Ce sont deux amendements beaucoup plus discrets qui ont été adoptés par l’Assemblée nationale, visant à étendre le champ des concessions autoroutières aux nationales attenantes, dispositif très largement soutenu par le lobby autoroutier.

Autre point oublié : le transport de marchandises, alors que le transport routier international dérégulé tire les prix à la baisse et tue nos canaux et nos lignes ferroviaires.

Enfin, j’évoquerai le problème de l’attrition du réseau et des petites lignes ferroviaires. Votre prédécesseur, Mme Borne, nous avait promis que cette question serait traitée dans le présent projet de loi pour justifier son refus d’en débattre lors de la réforme de la SNCF. Je ne filerai pas à mon tour la métaphore de l’Arlésienne Philizot. Disons plutôt que ce rapport, c’est En attendant Philizot… Existe-t-il vraiment ?

Mes chers collègues, le texte qui nous est proposé ne permet pas de concilier fin du monde et fin du mois, selon la formule consacrée, pour ce qui concerne les transports. Les problèmes de financement pérennisent un système de mobilité à deux vitesses : illimité et confortable pour les plus argentés, grâce au TGV, à l’avion, aux VTC, à portée de main ; contraint pour les « navetteurs », qui n’ont d’autres choix, eux, que de conduire leurs vieux diesels ou de prendre le RER bondé. Et je ne parlerai même pas des « insulaires », terme utilisé par le sociologue Éric Le Breton pour désigner toutes ces personnes qui sont quasiment assignées à résidence : ruraux sans voiture, handicapés, personnes âgées dépendantes, jeunes sans permis.
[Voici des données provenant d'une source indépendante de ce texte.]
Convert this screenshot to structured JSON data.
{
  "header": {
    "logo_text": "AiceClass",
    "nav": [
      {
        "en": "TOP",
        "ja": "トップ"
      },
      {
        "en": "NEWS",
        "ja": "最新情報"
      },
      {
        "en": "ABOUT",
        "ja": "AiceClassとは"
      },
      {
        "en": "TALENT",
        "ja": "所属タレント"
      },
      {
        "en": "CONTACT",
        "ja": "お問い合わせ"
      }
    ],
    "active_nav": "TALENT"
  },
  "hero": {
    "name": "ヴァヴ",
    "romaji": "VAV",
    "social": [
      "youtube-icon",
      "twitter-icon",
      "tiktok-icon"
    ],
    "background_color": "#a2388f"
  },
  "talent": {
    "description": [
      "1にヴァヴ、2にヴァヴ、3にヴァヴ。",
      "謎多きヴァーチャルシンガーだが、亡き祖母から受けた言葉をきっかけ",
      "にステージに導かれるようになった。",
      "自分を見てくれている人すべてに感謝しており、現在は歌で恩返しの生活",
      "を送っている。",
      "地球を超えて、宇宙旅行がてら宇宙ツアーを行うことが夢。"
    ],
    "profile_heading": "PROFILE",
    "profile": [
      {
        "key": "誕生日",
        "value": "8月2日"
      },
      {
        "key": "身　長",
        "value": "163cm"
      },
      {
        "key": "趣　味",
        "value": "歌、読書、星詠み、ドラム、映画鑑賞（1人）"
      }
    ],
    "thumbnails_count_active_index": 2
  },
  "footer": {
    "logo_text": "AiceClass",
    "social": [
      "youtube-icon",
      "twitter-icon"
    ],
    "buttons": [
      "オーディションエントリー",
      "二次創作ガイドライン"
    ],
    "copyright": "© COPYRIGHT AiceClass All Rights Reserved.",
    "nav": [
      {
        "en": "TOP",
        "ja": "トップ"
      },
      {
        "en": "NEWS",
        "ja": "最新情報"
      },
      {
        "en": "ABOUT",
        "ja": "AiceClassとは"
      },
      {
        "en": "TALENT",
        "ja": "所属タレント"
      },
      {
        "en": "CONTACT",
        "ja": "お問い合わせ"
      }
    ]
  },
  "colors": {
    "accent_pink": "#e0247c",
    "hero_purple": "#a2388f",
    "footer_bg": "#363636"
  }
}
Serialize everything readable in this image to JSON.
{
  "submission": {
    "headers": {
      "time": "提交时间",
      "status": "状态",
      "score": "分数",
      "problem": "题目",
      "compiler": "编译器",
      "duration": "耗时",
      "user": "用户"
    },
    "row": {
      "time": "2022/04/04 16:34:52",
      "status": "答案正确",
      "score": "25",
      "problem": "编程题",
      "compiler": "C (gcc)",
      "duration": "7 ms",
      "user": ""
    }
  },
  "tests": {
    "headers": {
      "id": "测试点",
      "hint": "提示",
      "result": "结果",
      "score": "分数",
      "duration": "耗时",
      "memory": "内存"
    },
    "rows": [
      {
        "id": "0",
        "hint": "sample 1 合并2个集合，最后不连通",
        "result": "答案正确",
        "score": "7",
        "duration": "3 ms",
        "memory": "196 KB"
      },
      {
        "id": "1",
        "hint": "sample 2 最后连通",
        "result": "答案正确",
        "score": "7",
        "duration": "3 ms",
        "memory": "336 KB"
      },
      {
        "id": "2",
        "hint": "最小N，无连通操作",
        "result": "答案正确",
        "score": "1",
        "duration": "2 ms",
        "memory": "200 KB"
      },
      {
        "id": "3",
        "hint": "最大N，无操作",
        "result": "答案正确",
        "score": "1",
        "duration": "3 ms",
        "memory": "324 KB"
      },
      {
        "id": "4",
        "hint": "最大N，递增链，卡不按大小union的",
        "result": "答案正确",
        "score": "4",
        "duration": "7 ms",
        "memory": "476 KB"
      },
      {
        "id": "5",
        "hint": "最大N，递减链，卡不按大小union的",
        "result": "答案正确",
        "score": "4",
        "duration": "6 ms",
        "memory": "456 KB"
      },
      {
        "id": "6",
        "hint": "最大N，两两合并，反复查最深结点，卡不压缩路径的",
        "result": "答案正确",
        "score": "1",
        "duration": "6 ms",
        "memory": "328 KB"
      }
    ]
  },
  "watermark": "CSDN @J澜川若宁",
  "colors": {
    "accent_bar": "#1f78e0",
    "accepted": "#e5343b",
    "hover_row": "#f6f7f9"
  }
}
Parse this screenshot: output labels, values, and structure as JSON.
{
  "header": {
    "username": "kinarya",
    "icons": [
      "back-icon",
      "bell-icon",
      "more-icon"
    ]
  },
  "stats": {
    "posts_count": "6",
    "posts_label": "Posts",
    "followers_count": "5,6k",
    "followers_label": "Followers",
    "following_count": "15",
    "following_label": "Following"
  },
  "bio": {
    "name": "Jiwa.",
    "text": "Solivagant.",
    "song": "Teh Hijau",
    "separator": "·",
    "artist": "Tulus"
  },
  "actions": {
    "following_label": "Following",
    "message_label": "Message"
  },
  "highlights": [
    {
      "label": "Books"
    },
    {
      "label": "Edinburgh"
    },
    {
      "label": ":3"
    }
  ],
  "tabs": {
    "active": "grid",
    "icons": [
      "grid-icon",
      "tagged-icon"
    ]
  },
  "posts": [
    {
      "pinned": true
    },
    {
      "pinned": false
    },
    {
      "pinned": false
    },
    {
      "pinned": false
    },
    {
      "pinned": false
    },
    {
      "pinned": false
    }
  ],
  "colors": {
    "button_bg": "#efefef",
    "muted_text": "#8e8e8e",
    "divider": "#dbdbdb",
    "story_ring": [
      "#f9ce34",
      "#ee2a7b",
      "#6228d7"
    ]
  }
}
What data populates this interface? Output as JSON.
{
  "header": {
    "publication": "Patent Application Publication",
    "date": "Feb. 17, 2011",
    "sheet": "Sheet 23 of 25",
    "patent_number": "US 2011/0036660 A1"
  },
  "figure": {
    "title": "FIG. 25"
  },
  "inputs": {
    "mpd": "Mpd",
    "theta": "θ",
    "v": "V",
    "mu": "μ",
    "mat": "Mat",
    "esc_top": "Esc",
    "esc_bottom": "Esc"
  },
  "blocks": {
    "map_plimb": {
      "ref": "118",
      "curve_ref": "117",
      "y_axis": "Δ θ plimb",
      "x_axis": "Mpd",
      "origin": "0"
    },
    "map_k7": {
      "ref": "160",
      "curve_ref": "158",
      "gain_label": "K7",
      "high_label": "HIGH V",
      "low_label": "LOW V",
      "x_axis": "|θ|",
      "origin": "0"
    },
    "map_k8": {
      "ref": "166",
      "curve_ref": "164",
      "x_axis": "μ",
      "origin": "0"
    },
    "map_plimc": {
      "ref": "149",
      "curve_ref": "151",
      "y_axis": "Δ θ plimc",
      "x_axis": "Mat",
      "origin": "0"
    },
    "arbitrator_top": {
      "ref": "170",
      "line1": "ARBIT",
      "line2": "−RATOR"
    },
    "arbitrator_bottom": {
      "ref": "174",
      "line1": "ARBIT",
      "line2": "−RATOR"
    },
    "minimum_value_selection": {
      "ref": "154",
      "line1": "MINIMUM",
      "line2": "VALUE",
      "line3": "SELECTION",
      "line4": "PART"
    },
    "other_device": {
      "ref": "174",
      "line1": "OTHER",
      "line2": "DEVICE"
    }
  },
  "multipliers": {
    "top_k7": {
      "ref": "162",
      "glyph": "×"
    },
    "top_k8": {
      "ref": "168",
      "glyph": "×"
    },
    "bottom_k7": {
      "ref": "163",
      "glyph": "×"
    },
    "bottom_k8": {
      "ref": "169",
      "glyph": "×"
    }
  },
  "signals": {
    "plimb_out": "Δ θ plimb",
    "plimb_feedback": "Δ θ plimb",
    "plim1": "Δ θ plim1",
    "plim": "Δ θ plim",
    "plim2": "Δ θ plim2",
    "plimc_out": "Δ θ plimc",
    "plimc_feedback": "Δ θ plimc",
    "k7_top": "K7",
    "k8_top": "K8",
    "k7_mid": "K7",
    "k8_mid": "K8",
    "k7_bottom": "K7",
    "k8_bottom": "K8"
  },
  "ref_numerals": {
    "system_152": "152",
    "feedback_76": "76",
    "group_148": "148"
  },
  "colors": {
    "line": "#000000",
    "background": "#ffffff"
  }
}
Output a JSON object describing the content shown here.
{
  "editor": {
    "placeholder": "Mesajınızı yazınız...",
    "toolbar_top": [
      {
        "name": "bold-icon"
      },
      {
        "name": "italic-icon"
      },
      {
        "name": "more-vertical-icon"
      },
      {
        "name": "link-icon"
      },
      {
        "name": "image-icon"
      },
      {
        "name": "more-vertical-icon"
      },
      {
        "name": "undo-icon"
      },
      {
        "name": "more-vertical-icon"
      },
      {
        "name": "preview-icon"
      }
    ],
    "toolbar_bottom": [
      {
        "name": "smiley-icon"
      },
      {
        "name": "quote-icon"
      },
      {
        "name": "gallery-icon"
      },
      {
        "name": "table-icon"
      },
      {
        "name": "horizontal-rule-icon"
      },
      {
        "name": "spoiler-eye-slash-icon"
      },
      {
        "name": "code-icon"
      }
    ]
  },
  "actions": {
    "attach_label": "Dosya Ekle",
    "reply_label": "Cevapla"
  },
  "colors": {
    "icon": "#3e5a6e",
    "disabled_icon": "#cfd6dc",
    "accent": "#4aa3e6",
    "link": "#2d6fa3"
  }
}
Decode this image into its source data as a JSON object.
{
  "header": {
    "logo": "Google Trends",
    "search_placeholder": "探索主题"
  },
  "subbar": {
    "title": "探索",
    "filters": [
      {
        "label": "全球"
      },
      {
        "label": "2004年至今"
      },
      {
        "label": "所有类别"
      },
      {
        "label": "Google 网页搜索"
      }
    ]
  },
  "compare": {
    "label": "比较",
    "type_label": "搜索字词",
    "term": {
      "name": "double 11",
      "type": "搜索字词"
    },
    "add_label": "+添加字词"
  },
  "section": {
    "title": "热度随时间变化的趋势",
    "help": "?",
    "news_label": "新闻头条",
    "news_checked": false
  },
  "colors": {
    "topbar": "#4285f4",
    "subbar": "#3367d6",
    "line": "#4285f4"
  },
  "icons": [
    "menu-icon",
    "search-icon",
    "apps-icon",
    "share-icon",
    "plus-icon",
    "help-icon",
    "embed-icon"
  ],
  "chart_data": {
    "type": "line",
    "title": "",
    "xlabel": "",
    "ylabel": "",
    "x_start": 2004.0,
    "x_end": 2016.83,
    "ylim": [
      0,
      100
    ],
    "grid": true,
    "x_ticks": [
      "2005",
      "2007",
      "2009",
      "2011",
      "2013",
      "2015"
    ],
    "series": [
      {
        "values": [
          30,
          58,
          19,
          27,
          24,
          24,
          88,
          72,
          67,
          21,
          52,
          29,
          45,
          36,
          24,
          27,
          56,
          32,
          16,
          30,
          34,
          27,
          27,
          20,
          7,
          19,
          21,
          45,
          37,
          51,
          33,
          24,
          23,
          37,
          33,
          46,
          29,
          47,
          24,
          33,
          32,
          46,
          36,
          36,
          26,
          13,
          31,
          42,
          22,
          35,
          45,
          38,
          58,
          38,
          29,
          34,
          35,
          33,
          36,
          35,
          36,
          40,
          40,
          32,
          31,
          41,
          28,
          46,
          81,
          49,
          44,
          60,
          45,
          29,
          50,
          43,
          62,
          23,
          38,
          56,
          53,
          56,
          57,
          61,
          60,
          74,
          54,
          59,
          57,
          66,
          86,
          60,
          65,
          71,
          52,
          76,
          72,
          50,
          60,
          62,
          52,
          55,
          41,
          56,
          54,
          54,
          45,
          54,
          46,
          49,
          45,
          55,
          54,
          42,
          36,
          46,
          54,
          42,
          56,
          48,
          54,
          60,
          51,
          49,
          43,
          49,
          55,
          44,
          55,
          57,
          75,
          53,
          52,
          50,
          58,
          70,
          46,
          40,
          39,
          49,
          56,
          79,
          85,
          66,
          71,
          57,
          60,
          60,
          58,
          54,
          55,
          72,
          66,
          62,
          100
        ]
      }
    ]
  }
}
En tout état de cause, les débats sur les transports et les mobilités ne sont pas terminés. La prochaine loi sera sans aucun doute une loi d’orientation des « démobilités », c’est-à-dire des mobilités évitées et des mobilités non contraintes. Ses auteurs intégreront à leur réflexion des sujets tels que l’urbanisme, le prix de l’immobilier, l’aménagement du territoire et des temps.